コロナ禍で副業ブームが起き、様々な副業に注目が集まっている。その中で、簡単に始められるものの、商品の流通に大きな問題をもたらしている副業が転売だ。品薄のゲーム機やファッションアイテムから生活必需品まで、転売対象となる商品の幅は広い。転売の何が問題なのか、その担い手となる「転売ヤー」について解説する。

転売ヤーとは

 過去に経験したことのない悪しき流通革命が起きている。転売ブームだ。本来、商品は生産者から小売店を通して、消費者の手元に届く。しかし、小売店と消費者の間に割って入る「転売」という流通チャネルが拡大している。担い手は「転売ヤー」と呼ばれる人々だ。商品ニーズが高く品薄な商品や生活必需品などを敏感に見つけ出し、イナゴのように群がってあさっていく。その結果、消費者はそれらの商品を通常価格に比べて数段高い価格で転売ヤーから購入しなければならない。

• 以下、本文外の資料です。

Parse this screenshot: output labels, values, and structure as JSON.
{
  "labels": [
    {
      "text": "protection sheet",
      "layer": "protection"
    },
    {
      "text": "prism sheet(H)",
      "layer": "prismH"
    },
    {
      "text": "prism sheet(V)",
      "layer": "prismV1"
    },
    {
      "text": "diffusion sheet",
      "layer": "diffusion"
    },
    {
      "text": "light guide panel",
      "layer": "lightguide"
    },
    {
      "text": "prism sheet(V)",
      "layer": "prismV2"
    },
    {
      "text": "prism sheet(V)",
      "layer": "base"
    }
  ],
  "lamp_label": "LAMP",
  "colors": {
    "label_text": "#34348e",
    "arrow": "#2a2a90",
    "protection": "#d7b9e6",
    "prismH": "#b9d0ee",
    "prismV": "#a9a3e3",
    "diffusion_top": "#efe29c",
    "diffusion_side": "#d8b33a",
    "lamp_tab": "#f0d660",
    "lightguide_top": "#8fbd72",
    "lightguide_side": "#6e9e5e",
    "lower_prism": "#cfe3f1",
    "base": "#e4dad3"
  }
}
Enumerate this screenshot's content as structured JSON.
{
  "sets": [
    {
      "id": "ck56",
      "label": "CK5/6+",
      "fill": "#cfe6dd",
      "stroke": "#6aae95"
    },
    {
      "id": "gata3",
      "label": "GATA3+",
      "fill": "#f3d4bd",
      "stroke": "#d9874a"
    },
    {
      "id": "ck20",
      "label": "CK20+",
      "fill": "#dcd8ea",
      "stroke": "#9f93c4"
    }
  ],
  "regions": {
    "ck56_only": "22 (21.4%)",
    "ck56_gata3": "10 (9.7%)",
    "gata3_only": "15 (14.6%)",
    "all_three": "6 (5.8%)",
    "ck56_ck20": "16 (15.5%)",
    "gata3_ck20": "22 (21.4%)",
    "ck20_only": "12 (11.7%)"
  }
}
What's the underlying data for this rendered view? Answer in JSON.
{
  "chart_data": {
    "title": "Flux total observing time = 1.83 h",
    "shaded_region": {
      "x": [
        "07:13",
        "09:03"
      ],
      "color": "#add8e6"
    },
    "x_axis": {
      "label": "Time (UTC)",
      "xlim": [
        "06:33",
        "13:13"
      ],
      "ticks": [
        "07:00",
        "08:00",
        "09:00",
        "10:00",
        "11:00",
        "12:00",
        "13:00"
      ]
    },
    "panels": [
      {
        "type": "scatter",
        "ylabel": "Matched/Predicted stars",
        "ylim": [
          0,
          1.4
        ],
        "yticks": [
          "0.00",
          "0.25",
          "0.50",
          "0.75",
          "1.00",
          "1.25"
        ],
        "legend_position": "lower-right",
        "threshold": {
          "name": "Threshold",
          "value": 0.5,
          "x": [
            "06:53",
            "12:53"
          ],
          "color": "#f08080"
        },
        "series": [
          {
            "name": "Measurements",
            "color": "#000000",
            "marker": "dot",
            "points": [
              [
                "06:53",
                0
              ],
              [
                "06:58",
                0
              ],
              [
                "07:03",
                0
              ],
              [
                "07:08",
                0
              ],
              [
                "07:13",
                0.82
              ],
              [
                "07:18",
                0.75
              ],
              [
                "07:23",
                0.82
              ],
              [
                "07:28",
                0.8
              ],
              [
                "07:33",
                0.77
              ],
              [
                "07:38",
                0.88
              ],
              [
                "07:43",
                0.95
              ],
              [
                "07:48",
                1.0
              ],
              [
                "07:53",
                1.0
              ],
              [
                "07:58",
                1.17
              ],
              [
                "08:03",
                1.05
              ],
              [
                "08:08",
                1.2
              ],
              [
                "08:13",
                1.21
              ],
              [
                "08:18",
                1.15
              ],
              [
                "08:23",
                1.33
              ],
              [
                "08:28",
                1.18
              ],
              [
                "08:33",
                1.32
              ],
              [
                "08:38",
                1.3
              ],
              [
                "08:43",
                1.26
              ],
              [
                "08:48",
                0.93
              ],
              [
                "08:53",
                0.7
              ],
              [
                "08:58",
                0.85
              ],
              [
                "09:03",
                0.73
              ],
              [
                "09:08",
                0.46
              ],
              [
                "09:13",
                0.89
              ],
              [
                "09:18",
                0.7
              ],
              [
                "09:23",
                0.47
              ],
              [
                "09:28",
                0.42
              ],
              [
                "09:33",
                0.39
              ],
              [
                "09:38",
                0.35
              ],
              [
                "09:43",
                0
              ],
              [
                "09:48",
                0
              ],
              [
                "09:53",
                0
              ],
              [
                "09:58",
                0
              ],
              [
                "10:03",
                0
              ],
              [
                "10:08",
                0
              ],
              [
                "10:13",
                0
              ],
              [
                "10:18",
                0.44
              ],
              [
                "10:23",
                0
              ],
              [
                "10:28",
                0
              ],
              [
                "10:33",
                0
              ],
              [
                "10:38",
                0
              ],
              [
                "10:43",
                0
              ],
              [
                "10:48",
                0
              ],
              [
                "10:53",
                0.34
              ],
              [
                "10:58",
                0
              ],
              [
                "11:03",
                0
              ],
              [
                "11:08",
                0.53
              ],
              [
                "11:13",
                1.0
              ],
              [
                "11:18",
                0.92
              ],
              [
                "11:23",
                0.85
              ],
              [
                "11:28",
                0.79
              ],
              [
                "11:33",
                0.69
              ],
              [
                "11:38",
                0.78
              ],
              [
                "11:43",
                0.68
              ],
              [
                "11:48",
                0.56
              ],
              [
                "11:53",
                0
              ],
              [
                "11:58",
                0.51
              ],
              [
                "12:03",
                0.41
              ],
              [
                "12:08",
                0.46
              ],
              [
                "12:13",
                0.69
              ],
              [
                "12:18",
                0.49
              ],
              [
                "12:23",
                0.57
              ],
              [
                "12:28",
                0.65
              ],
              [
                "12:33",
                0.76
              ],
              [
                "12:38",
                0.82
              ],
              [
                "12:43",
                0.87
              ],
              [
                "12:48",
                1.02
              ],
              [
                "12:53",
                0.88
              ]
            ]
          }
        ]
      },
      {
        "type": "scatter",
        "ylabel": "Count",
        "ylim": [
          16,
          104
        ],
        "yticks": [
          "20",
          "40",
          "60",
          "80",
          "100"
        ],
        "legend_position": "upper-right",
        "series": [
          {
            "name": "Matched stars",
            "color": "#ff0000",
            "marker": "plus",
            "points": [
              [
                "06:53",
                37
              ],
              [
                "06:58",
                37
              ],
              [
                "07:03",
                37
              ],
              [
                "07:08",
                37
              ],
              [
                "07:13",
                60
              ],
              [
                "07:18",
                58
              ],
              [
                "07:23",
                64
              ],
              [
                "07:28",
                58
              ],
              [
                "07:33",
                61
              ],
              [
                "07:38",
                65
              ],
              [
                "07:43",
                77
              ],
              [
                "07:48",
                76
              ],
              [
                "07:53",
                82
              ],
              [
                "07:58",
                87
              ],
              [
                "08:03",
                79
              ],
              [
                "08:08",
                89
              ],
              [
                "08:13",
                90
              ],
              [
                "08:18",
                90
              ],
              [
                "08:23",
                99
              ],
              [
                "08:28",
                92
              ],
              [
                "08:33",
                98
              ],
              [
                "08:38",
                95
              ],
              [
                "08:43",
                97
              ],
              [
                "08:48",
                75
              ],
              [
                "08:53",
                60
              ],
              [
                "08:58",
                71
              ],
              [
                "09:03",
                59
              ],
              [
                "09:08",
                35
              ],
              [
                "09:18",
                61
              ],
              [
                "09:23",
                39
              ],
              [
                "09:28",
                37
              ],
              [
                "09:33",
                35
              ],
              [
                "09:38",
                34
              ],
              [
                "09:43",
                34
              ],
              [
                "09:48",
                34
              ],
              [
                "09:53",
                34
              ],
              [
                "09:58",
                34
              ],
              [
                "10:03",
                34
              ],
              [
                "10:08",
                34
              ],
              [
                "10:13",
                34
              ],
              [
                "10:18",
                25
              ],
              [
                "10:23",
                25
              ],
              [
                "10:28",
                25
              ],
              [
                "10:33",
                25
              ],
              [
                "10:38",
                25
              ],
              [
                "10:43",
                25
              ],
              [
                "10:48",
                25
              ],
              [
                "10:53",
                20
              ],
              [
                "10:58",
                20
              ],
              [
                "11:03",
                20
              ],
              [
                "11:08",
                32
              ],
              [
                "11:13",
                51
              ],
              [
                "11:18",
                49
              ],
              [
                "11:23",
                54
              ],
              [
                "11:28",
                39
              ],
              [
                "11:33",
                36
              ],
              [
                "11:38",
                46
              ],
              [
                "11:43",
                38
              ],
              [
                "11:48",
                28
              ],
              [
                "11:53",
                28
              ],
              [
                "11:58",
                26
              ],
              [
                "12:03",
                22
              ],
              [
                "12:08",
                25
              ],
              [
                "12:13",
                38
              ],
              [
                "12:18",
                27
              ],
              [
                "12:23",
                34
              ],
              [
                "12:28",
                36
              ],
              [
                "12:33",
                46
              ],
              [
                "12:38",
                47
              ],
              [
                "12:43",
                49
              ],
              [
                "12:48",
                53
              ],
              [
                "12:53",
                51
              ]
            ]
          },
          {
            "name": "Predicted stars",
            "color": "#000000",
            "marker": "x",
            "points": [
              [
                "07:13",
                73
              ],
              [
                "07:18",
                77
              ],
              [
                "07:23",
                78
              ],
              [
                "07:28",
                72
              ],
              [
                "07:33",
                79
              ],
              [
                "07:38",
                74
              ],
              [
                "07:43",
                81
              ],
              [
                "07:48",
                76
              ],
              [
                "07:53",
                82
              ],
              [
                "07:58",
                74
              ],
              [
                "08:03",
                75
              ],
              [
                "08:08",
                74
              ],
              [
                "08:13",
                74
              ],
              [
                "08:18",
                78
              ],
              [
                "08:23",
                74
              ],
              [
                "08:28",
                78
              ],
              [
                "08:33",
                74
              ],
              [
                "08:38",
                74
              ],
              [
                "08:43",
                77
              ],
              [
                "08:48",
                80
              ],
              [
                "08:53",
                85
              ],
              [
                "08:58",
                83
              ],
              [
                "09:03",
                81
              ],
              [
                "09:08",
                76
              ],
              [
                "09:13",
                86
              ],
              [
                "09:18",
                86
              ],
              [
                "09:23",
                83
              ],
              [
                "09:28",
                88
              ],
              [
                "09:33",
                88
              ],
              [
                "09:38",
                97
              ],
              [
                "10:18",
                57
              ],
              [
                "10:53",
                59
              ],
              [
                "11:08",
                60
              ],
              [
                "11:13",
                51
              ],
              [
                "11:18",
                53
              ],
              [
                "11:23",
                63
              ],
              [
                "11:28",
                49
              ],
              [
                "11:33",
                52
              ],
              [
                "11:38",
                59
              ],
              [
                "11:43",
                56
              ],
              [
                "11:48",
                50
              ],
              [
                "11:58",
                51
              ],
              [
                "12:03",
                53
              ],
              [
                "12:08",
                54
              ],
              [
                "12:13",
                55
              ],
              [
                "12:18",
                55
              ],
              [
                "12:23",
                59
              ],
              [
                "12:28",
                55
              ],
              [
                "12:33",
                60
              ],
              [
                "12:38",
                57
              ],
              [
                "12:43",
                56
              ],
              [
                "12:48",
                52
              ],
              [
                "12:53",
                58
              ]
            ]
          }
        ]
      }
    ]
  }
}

 2020年、新型コロナウイルスの感染拡大で、毎日使用する使い捨てマスクや消毒液の需要が高まった。しかし、マスクは輸入頼みで、国内製マスクは生産が追いつかず、品薄どころか品切れに。ただ、少ないロットながら出荷はあるため、そのタイミングを狙って様々なルートからまとめて購入。1箱500~1000円程度で販売されていた商品が、フリーマーケットなどで5000円という高値で転売された。右から左に商品を流すだけで、送料や販売手数料を除いた数千円が転売ヤーの利益となる形だ。